Une telle explication déborde la simple question de la nomination des choses. Elle relève en fait d'un point de vue général sur le langage. Ainsi, la logique du manque est également avancée par Dumarsais pour légitimer l'existence de la préposition, qui supplée «aux rapports qu'on ne saurait marquer par les terminaisons des mots[12]» (p. 53). Pour Dumarsais, c'est encore le point de vue de la catachrèse qui s'applique ici, même si la réflexion a quitté le champ des figures lexicales.

Le modèle est celui du déficit ontologique des langues, objets historiques dont l'imperfection les rend incapables de fournir à chaque morceau d'être (chose ou idée) un exprimant sensible approprié : «Les langues ne sont pas assez fécondes pour fournir à chaque idée un mot précis qui y réponde» (p. 57). La perspective, ici, est bien celle, pré-saussurienne, de la langue comme stock de signes – nécessairement originellement déficitaire.

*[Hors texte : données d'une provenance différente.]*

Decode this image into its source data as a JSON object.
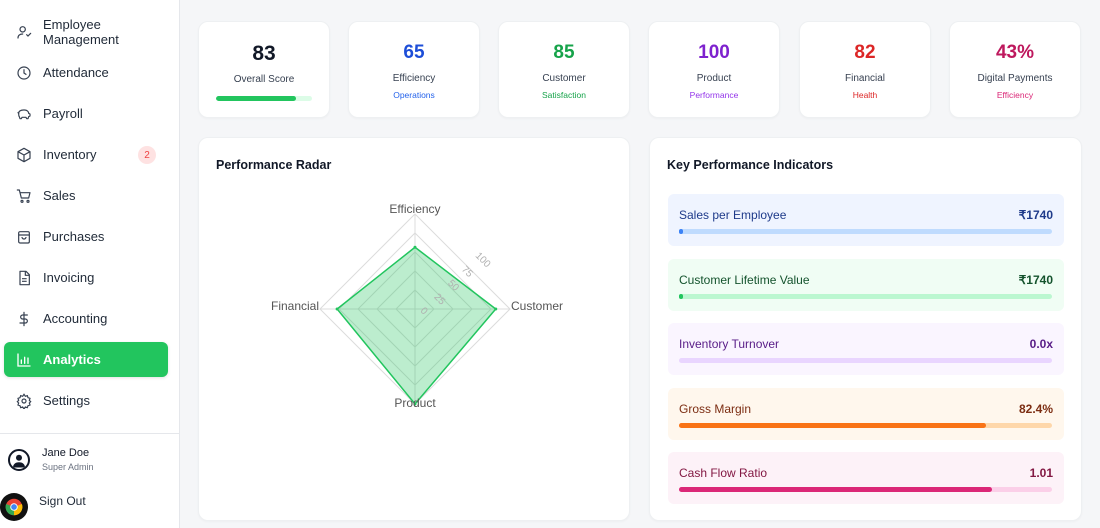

Cette logique du manque est l'écran qui empêche de voir – tout en le révélant – le déplacement historique inévitable de la notion de discours, évoluant d'une conception transcendante de la pensée à une définition empirique de la langue. Ce sera la position de Saussure se donnant pour projet d'étudier comment «la langue entre en action comme discours[13]». Cette entrée en action de la langue comme discours est l'activité même de son invention, ainsi que sa définition. La langue comme abstraction n'est que l'ensemble des capacités d'une communauté, à une époque donnée, de rendre compte rationnellement de cet objet particulier qu'elle ne peut jamais constituer en objet d'analyse autonome, en face d'elle, puisqu'elle lui est coextensive.

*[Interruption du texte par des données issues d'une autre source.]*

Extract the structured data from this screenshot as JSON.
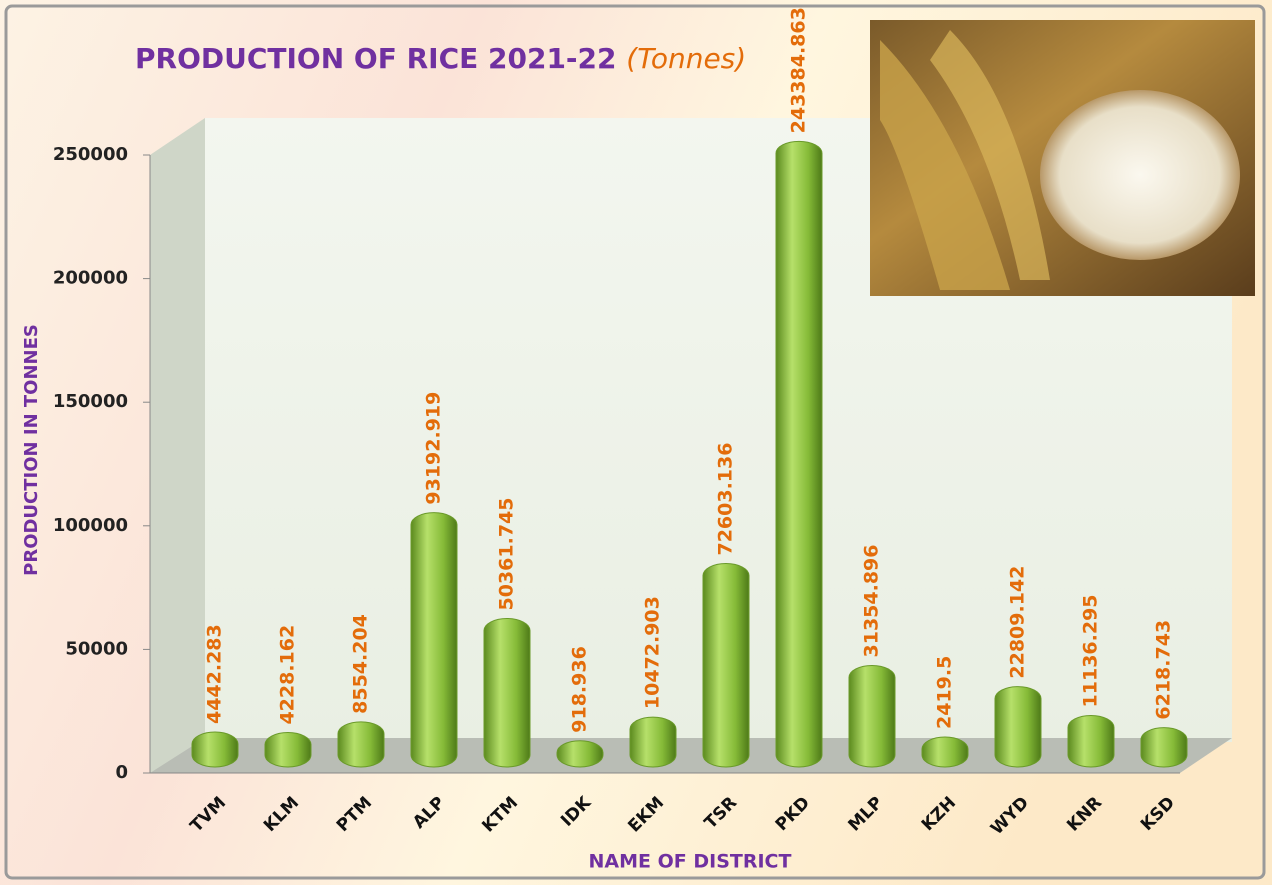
{
  "chart_data": {
    "type": "bar",
    "title": "PRODUCTION OF RICE 2021-22",
    "subtitle": "(Tonnes)",
    "y_label": "PRODUCTION IN TONNES",
    "x_label": "NAME OF DISTRICT",
    "categories": [
      "TVM",
      "KLM",
      "PTM",
      "ALP",
      "KTM",
      "IDK",
      "EKM",
      "TSR",
      "PKD",
      "MLP",
      "KZH",
      "WYD",
      "KNR",
      "KSD"
    ],
    "values": [
      4442.283,
      4228.162,
      8554.204,
      93192.919,
      50361.745,
      918.936,
      10472.903,
      72603.136,
      243384.863,
      31354.896,
      2419.5,
      22809.142,
      11136.295,
      6218.743
    ],
    "color": "#8dc63f",
    "label_color": "#e36c0a",
    "ylim": [
      0,
      250000
    ],
    "yticks": [
      0,
      50000,
      100000,
      150000,
      200000,
      250000
    ]
  }
}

Ce que Dumarsais tente de construire au plan de la langue, à savoir ce rapport de l'idée et du mot absent, les écrivains ont montré que la littérature pouvait le tenir, au sens où la catachrèse, en tant que point de vue sur le langage, apparaît comme le lieu de la poétique même[14], la réalisation du poème impliquant que ces manières singulières deviennent des nécessités en langue. Simplement, ce rapport à quelque chose d'absent que la poésie viendrait combler n'est pas tenu dans le sens de la temporalité imaginée propre à la conception historiciste de la langue, mais dans celui d'une temporalité «à rebours», au sens où c'est seulement après coup qu'on se rend compte que le mot, l'expression, c'est-à-dire le discours manquaient. C'est la nécessité du discours, l'impossibilité de refaire l'histoire sans lui qui génère ce manque d'un temps où il n'existait pas. Mais là encore il s'agit d'une fable : ce temps d'avant l'invention de l'expression, du poème ne doit son antériorité qu'au présent de la lecture, au présent de la co-énonciation du poème qui fait dire : «c'est ça[15] !». Le propre de la littérature est de transformer en manque l'absence fantasmée des œuvres. Comme si elle en suscitait le désir à rebours.

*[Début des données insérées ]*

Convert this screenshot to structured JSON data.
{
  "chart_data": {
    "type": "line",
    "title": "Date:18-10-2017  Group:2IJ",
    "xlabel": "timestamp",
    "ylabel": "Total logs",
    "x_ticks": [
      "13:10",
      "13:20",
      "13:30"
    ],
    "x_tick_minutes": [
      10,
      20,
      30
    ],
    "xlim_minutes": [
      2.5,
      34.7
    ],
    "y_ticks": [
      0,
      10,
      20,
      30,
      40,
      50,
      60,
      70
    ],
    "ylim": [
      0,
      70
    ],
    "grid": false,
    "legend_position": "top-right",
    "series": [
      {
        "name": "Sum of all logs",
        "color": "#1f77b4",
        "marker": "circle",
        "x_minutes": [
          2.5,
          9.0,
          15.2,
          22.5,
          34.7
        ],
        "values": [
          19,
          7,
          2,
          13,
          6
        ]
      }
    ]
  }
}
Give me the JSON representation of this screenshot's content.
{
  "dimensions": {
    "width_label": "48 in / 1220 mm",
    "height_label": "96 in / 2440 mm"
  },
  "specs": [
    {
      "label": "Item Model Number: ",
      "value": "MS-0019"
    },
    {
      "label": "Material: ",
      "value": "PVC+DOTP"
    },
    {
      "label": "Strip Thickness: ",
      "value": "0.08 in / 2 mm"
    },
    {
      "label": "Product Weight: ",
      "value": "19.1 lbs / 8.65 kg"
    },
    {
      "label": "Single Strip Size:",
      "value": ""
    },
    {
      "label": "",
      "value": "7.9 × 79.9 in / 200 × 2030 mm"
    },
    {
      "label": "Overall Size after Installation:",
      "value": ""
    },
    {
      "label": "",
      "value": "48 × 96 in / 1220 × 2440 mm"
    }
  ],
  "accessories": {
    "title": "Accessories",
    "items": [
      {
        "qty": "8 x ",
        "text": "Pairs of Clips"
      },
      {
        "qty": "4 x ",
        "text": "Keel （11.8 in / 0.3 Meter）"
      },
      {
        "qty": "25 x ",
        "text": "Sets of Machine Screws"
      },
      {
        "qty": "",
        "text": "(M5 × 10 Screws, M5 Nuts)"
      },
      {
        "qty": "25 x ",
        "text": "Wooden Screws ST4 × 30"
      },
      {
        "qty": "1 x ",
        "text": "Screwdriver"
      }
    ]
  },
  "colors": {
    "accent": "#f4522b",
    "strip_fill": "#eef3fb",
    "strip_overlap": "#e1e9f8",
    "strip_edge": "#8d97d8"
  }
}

Dumarsais, finalement, n'est pas très loin de ce point de vue quand il prend ses distances avec la fonction compensatoire des tropes volant au secours des langues lacunaires, conception qu'il semble réserver à la seule catachrèse : «Ce n'est point là, ce me semble, la marche, pour ainsi dire, de la nature ; l'imagination a trop de part dans le langage et la conduite des hommes pour avoir été précédée en ce point par la nécessité» (p. 44). Comme pour le poème, la nécessité linguistique ne précède pas les discours, elle leur succède comme leur absence imaginée, rêvée.

Mais un problème surgit dans cette opération sémantique qui a l'allure d'une création du réel : la fragilité de la relation à tenir entre l'invention d'un mode de dire et l'exigence de la cohérence logique, entre la marque d'une subjectivation suspectée (et la menace du solipsisme comme valeur du dire) et la nécessité de respecter un contrat sémantique à valeur universelle, surdéterminé essentiellement par la logique et ses catégories. Cette question, Dumarsais la traite dans l'article «Disconvenance» de l'Encyclopédie.

La peur de la disconvenance est un même problème pour la métaphore et pour la catachrèse : ne pas créer de relation logiquement hétérogène entre les deux termes de la métaphore, ni entre la chose (ou l'idée) et le mot qu'on lui attribue tropologiquement (par déplacement sémantique d'un mot). Dumarsais prend comme exemple ce vers dans les premières éditions du Cid: «Malgré des feux si beaux qui rompent ma colère» (p. 91), et commente: «Feux et rompent ne vont point ensemble» (ibid.).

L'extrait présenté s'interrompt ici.